On Tuesday, 13 December 2016 19:20:04 UTC+11, Stannis Kozlov wrote:
>
> Thanks for reply, Dave
>
> I've made simple application and run it on Xeon and i5. In case of i5 I 
> see threads as expected, on Xeon CPU only one thread is working. May it 
> related with difference go versions? 
>

yes, this is why.

Before Go 1.5, Go defaulted to one CPU by 
default. https://golang.org/doc/go1.5

You should upgrade to Go 1.7.4 and prepare to upgrade to Go 1.8 early next 
year.
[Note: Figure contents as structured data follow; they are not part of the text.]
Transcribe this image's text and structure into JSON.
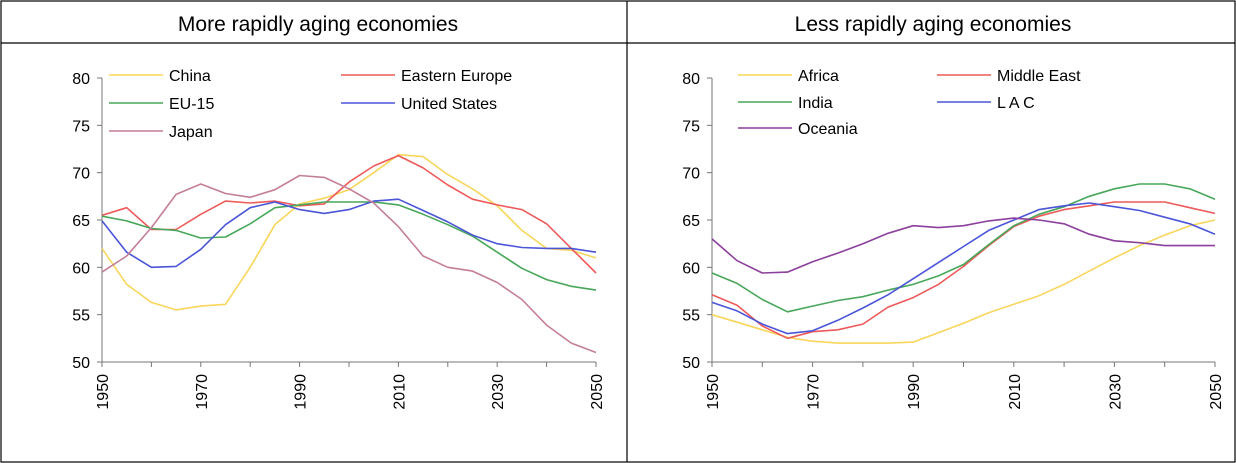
{
  "chart_data": [
    {
      "type": "line",
      "title": "More rapidly aging economies",
      "xlabel": "",
      "ylabel": "",
      "xlim": [
        1950,
        2050
      ],
      "ylim": [
        50,
        80
      ],
      "xticks": [
        1950,
        1970,
        1990,
        2010,
        2030,
        2050
      ],
      "yticks": [
        50,
        55,
        60,
        65,
        70,
        75,
        80
      ],
      "grid": false,
      "legend_position": "top",
      "x": [
        1950,
        1955,
        1960,
        1965,
        1970,
        1975,
        1980,
        1985,
        1990,
        1995,
        2000,
        2005,
        2010,
        2015,
        2020,
        2025,
        2030,
        2035,
        2040,
        2045,
        2050
      ],
      "series": [
        {
          "name": "China",
          "color": "#f9d65b",
          "values": [
            62.0,
            58.2,
            56.3,
            55.5,
            55.9,
            56.1,
            60.0,
            64.5,
            66.7,
            67.3,
            68.2,
            70.0,
            71.9,
            71.7,
            69.8,
            68.3,
            66.5,
            63.9,
            62.0,
            61.8,
            61.0
          ]
        },
        {
          "name": "Eastern Europe",
          "color": "#ee5a5a",
          "values": [
            65.5,
            66.3,
            64.0,
            64.0,
            65.6,
            67.0,
            66.8,
            67.0,
            66.5,
            66.7,
            69.0,
            70.7,
            71.8,
            70.5,
            68.7,
            67.2,
            66.6,
            66.1,
            64.6,
            62.0,
            59.4
          ]
        },
        {
          "name": "EU-15",
          "color": "#48a75a",
          "values": [
            65.4,
            64.9,
            64.1,
            63.9,
            63.1,
            63.2,
            64.6,
            66.3,
            66.6,
            66.9,
            66.9,
            66.9,
            66.6,
            65.6,
            64.5,
            63.3,
            61.6,
            59.9,
            58.7,
            58.0,
            57.6
          ]
        },
        {
          "name": "United States",
          "color": "#4a55d8",
          "values": [
            64.9,
            61.6,
            60.0,
            60.1,
            61.9,
            64.5,
            66.3,
            66.9,
            66.1,
            65.7,
            66.1,
            67.0,
            67.2,
            66.0,
            64.8,
            63.4,
            62.5,
            62.1,
            62.0,
            62.0,
            61.6
          ]
        },
        {
          "name": "Japan",
          "color": "#c47e9a",
          "values": [
            59.5,
            61.2,
            64.2,
            67.7,
            68.8,
            67.8,
            67.4,
            68.2,
            69.7,
            69.5,
            68.3,
            66.8,
            64.3,
            61.2,
            60.0,
            59.6,
            58.4,
            56.6,
            53.9,
            52.0,
            51.0
          ]
        }
      ]
    },
    {
      "type": "line",
      "title": "Less rapidly aging economies",
      "xlabel": "",
      "ylabel": "",
      "xlim": [
        1950,
        2050
      ],
      "ylim": [
        50,
        80
      ],
      "xticks": [
        1950,
        1970,
        1990,
        2010,
        2030,
        2050
      ],
      "yticks": [
        50,
        55,
        60,
        65,
        70,
        75,
        80
      ],
      "grid": false,
      "legend_position": "top",
      "x": [
        1950,
        1955,
        1960,
        1965,
        1970,
        1975,
        1980,
        1985,
        1990,
        1995,
        2000,
        2005,
        2010,
        2015,
        2020,
        2025,
        2030,
        2035,
        2040,
        2045,
        2050
      ],
      "series": [
        {
          "name": "Africa",
          "color": "#f9d65b",
          "values": [
            55.0,
            54.2,
            53.4,
            52.6,
            52.2,
            52.0,
            52.0,
            52.0,
            52.1,
            53.1,
            54.1,
            55.2,
            56.1,
            57.0,
            58.2,
            59.6,
            61.0,
            62.3,
            63.4,
            64.4,
            65.0
          ]
        },
        {
          "name": "Middle East",
          "color": "#ee5a5a",
          "values": [
            57.1,
            56.0,
            53.8,
            52.5,
            53.2,
            53.4,
            54.0,
            55.8,
            56.8,
            58.2,
            60.1,
            62.3,
            64.3,
            65.4,
            66.1,
            66.5,
            66.9,
            66.9,
            66.9,
            66.3,
            65.7
          ]
        },
        {
          "name": "India",
          "color": "#48a75a",
          "values": [
            59.4,
            58.3,
            56.6,
            55.3,
            55.9,
            56.5,
            56.9,
            57.6,
            58.2,
            59.1,
            60.3,
            62.4,
            64.4,
            65.6,
            66.4,
            67.5,
            68.3,
            68.8,
            68.8,
            68.3,
            67.2
          ]
        },
        {
          "name": "L A C",
          "color": "#4a55d8",
          "values": [
            56.3,
            55.4,
            54.0,
            53.0,
            53.3,
            54.4,
            55.7,
            57.1,
            58.8,
            60.5,
            62.2,
            63.9,
            65.0,
            66.1,
            66.5,
            66.8,
            66.4,
            66.0,
            65.3,
            64.6,
            63.5
          ]
        },
        {
          "name": "Oceania",
          "color": "#8c3f9c",
          "values": [
            63.0,
            60.7,
            59.4,
            59.5,
            60.6,
            61.5,
            62.5,
            63.6,
            64.4,
            64.2,
            64.4,
            64.9,
            65.2,
            65.0,
            64.6,
            63.5,
            62.8,
            62.6,
            62.3,
            62.3,
            62.3
          ]
        }
      ]
    }
  ]
}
You are using ancient and unsupported versions of 
Go. https://github.com/golang/go/wiki/Go-Release-Cycle#release-maintenance
 

>
> i5 output (go version 1.6):
> $ go run test_tr.go 
> Spinning thread
> Spinning thread
> Spinning thread
> Spinning thread
> Spinning thread
> Thread: 4
> Thread: 1
> Thread: 0
> Thread: 2
>
>
> Xeon output (go version 1.2.1):
> $ go run test_tr.go 
> Spinning thread
> Thread: 0
> ^Cexit status 2
>
>
>
>
> Code listing:
> package main
>
>
> import (
>  "fmt"
>  "math"
>  "sync"
> )
>
>
> func A1(z int, wg *sync.WaitGroup) {
>  fmt.Printf("Thread: %v\n",z)
>  var m, k float64 = 9.9,9.99
>  var i float64
>  for i = 0.0; i < 100; i++ {
>  math.Sqrt(float64(m*i + k*i))
>  }
>  wg.Done()
> }
>
>
> func main() {
>  var wg sync.WaitGroup
>  for i := 0; i < 5; i++ {
>  wg.Add(1)
>  go A1(i, )
>  fmt.Println("Spinning thread")
>  }
>  wg.Wait()
> }
>
>
> On Tuesday, December 13, 2016 at 12:56:50 AM UTC+3, Dave Cheney wrote:
>>
>> There are no settings to affect the scheduler save GOMAXPROCS. Check that 
>> none of your code or your dependencies are calling runtime.GOMAXPROCS.
>>
>> If that doesn't help, try profiling your application, the cpu or block 
>> profile might tell you where your program is hitting a point of contention.